3.5.2. Verification of the Complementarity between SSTM and JMSM
The two feature descriptors, SSTM and JMSM, are designed to capture spatial–temporal and motion information, respectively. After training TS-CNN, the corresponding classification results are presented in
Table 5. It can be observed from
Table 5 that the fusion of these two feature descriptors leads to an average increase in recognition rate of 8.975% under the NTU RGB-D dataset, indicating a high level of complementarity between them.

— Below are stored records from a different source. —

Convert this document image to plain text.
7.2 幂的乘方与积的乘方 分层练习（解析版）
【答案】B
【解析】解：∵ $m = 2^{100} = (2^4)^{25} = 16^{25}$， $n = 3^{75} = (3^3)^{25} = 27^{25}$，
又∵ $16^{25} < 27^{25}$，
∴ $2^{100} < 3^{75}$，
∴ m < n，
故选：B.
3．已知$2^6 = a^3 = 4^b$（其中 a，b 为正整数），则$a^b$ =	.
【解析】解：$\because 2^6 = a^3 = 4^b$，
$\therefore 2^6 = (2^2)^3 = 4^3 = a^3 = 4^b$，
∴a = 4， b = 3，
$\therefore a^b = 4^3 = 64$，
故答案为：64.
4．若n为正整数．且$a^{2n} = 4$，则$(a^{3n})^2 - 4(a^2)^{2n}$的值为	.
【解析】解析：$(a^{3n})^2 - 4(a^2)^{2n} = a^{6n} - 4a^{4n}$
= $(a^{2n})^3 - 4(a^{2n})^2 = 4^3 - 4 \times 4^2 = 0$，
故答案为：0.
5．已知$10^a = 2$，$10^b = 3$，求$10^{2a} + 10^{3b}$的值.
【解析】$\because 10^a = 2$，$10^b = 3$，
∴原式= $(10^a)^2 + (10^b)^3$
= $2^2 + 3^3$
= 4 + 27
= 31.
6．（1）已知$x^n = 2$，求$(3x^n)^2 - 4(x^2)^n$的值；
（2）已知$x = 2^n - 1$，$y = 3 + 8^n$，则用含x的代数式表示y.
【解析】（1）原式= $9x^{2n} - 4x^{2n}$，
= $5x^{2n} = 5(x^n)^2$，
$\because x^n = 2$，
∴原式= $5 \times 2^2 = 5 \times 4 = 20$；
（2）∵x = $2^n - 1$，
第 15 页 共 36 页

3.5.3. Effectiveness of Image Enhancement
The results obtained from comparing the skeletal sequences with and without motion enhancement and visual enhancement on the NTU RGB-D and UTD-MHAD datasets are presented in
Table 6. As depicted in
Table 6, the recognition rates of the SSTM and JMSM on the UTD-MHAD dataset witnessed improvements of 3.52% and 8.37%, respectively, after motion and visual enhancements were applied. This suggests that the proposed approach for enhancing action recognition is effective in reducing intra-class variation, thereby significantly boosting the overall recognition rate.
4. Conclusions
The present study proposed an action recognition method that utilizes 3D skeletal spatio-temporal and dynamic information. Initially, a skeletal spatio-temporal map was constructed using the proposed approach, incorporating inter-joint correlation information while considering the structural constraints of the human body to enhance differentiation among various actions. Subsequently, a joint motion velocity map was established by exploiting the dynamic characteristics of joints. Moreover, motion enhancement was applied to the skeletal spatio-temporal map based on joint motion energy, and morphological operators were employed on the joint motion velocity map for visual enhancement. Finally, TS-CNN was utilized to extract depth features from both the skeletal spatio-temporal map and the joint motion velocity. The classification results obtained from each single stream were fused using multiplicative methods to achieve an overall recognition rate. The experimental evaluations conducted on three public action recognition datasets (NTU RGB-D, Northwestern-UCLA, and UTD MHAD) demonstrated that compared to state-of-the-art methods of action recognition, our proposed approach achieves higher recognition rates in complex scenarios involving viewpoint changes, rich noise levels, diverse subjects, and similar actions.
The developed skeleton spatial–temporal and dynamic-features-based TS-CNN model has several shortcomings that need to be addressed. Firstly, upon analyzing the NTU RGB-D dataset, it was observed that the model easily confuses some actions when only 3D skeleton coordinates are utilized. Considering this issue, we intend to incorporate RGB image features as Supplementary Information to enhance the network’s recognition capabilities. Moreover, upon examining the input feature matrices, it was noted that certain actions exhibit minimal variation between frames, and most of the elements in the matrices remain unchanged. In future work, we will try to incorporate the attention mechanism to enable the network to focus on more valuable information. Furthermore, the constructed model only considers a few features, thereby limiting its performance in action recognition. Future research will explore more global and local features to enhance the recognition performance. Finally, the built model has more parameters compared to the single-stream 2D CNN network, and it therefore exhibits high computational complexity. In the future, we will focus on the model’s optimization to effectively reduce the model’s parameters, and conduct further analyses to determine the most suitable network structure for different features and body parts.